The first Ramadan that she saw Hussain observe fasting was in July 2012 before the marriage.

"Since my daughter was busy with work, I travelled to India with Hussain to make arrangements for the wedding. When Ramadan started and he began to fast, I felt I should join him," she says. Since then, she has not stopped observing the fast during the holy month.

"I have celebrated Eid with my daughter and son-in-law’s family. There have been instances when my father, a traditional Hindu, made sure that I end my fast right at the iftar time. My extended family members, who are from all walks of life, have also always supported me," she says with pride. She takes fruits for iftar followed by a vegetarian meal they prepare at home for suhoor.

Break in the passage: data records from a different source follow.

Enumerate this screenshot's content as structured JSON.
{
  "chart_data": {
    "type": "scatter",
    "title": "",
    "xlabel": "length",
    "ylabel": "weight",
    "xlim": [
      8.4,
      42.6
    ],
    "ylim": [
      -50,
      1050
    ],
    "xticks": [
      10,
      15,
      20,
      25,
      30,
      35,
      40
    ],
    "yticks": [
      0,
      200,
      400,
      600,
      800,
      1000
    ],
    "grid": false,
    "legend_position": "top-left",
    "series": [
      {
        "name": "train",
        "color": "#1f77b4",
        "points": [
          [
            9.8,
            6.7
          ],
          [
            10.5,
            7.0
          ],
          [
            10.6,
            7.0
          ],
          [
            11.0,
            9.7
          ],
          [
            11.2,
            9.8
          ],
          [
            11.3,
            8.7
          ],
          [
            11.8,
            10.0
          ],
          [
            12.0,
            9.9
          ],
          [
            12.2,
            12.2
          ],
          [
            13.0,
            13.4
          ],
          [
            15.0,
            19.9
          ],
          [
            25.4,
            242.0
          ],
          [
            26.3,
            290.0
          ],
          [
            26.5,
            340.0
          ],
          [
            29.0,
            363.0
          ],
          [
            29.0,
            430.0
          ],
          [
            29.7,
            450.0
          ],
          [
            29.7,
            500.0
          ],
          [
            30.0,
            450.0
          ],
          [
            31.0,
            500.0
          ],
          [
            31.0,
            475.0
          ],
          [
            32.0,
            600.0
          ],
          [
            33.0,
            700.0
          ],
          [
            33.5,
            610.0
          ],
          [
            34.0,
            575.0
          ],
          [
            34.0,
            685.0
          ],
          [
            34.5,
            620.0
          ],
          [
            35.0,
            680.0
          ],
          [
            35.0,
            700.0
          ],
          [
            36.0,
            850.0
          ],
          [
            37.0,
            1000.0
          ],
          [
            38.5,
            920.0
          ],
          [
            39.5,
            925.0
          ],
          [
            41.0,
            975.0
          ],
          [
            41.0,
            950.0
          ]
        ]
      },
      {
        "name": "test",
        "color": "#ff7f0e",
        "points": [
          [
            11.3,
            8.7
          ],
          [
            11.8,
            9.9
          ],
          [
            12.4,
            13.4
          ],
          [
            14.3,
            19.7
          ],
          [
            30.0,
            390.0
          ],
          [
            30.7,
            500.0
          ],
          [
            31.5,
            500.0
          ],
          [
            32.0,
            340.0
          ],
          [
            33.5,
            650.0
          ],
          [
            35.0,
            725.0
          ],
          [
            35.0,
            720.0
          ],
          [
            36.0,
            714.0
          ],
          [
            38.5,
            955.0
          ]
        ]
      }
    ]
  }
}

Last year during Ramadan, Janaki was in London where sunset extended up to 9.20pm. "It was a testing time, but I completed the fast with the blessing of Allah," she says.

"Though my daughter’s marriage was the turning point, fasting during Ramadan now has become a way of life for me."

Undeterred resolve

Vikram, a self-confessed foodie, remembers it being a challenge to keep his mind occupied while experiencing pangs of hunger and thirst. "I would hear my stomach growl and wonder, should I? and my dad’s teachings would come to mind and I would steel myself. To be honest, although I had the urge many times to end my fast before the stipulated time in the first year, I never did," he says, not without pride.

His wife Joelyn who is also his childhood sweetheart, is a pillar of strength. She ensures that there are dates, lassi or laban ready during iftar time and waits on him while he ends his fast. During Ramadan he mostly has only one meal during the day. "Being an early riser, I prefer to have my dinner and head off to bed."

Sometimes his friends would try to talk him out of fasting on weekends but Vikram would refuse to succumb to it. "I felt I would be cheating on my own principles. Having done this for so long, now it is like normal," says Vikram who has also been observing Lent with equal diligence.

The couple have a three year old son, Sidharth. Would he encourage him to fast? "No," says Vikram, "I wouldn’t impose my beliefs on him. I would explain the significance of it and then allow him to make a decision."